E Samad non manca di farlo presente a Nasser, che con i soldi della povera gente si è arricchito al punto da potersi permettere una vita a 5 stelle.

Ma la critica di Roustayi va ben oltre e scava molto più in fondo.
Lo fa mostrandoci l’evoluzione del personaggio negativo Nasser, un uomo certamente colpevole dei suoi reati ma che si è spinto fino a quel punto per garantire alla sua famiglia uno stile di vita migliore e un futuro, mandando i suoi fratelli e sorelle a studiare all’estero e comprando una casa e regali ai suoi genitori.
Quando è stato trovato nella sua casa dalla polizia era in stato comatoso dopo aver ingerito delle pasticche per uccidersi.
La pena di morte, infatti, lo preoccupa molto meno della confisca di tutti i suoi beni, comprese le case e le macchine comprati con soldi illegali alla sua famiglia e per il quale fa di tutto per risolvere.

©2019 TIFF

Nella parte finale del film, quando Samad assiste all’esecuzione capitale dei detenuti, realizza che gli inseguimenti estremi e la guerra agli spacciatori a cui ha sempre dedicato anima e corpo mettendo in secondo piano la sua stessa famiglia, non ha risolto alcun problema.
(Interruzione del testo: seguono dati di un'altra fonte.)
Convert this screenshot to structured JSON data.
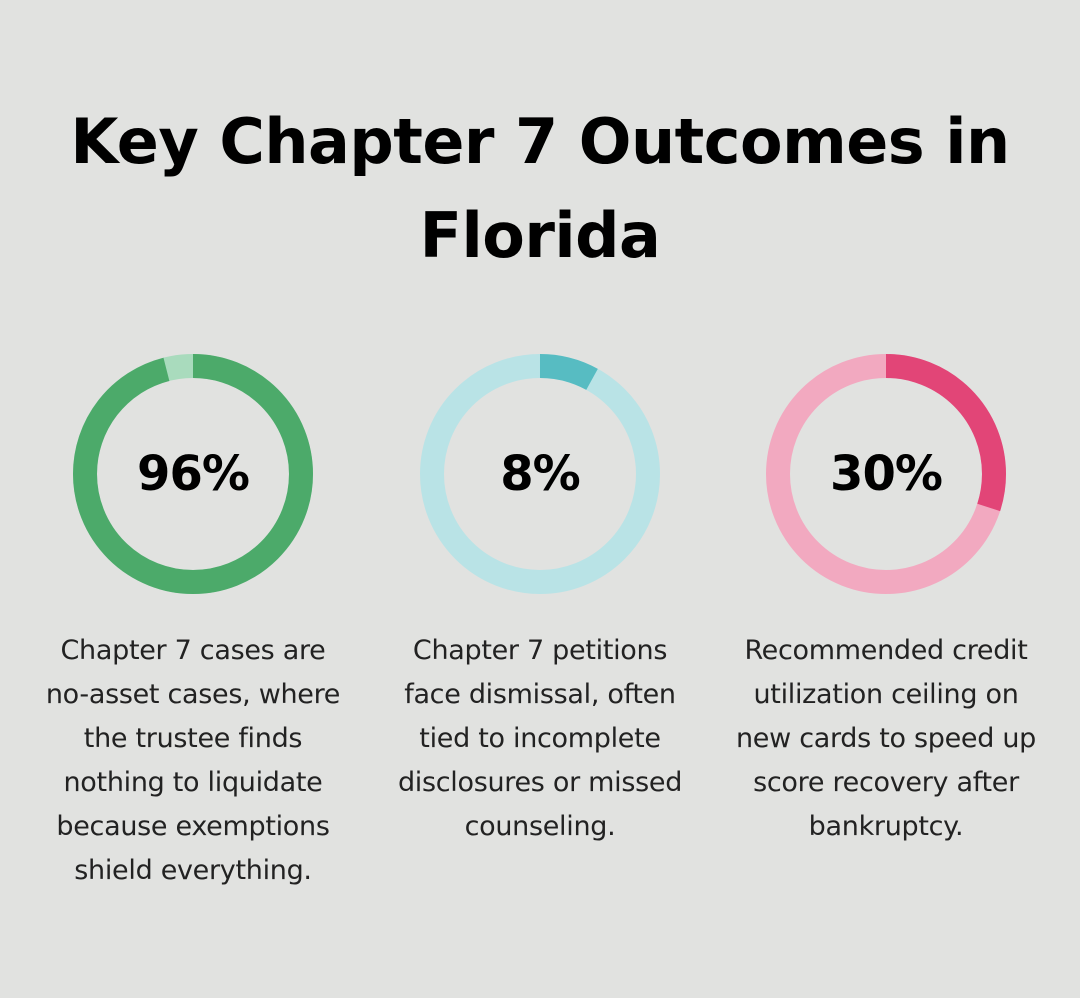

Sono stati veramente i cattivi quelli ad essere stati puniti?
O sono i narcotrafficanti stessi delle vittime di un sistema piramidale di cui loro sono solo un gradino più in alto dei tossici?

Alla base di tutto, o meglio alla punta, c’è il divario economico tra ricchi e poveri all’interno della società iraniana, responsabile dell’abbassamento del livello di istruzione e di sanità, dell’aumento del tasso del crimine, della disparità tra uomo e donna, della riduzione del benessere sociale in generale.
Roustayi non ce lo dice direttamente, ma ci fa capire quanto la lotta accanita dello stato che sentenzia pene di morte a destra e a manca non stia funzionando nella lotta al narcotraffico.

©2019 TIFF

Quasi ci sorprende che un regista così giovane, per di più con un budget limitato, sia riuscito a creare un film così impegnato, intriso di rimprovero e disapprovazione, e allo stesso tempo bello da vedere, nonostante tutto ciò che ci viene mostrato sia lungi dall’esser bello. Straordinarie sono anche le interpretazioni dei due attori principali, Maadi e Mohammadzadeh, che avevano già avevano lavorato con Roustayi nella sua precedente, nonché prima, pellicola Eternity +1Day (2015).

Un thriller straziante e coinvolgente che ci tiene incollati allo schermo per tutti i suoi 135 minuti.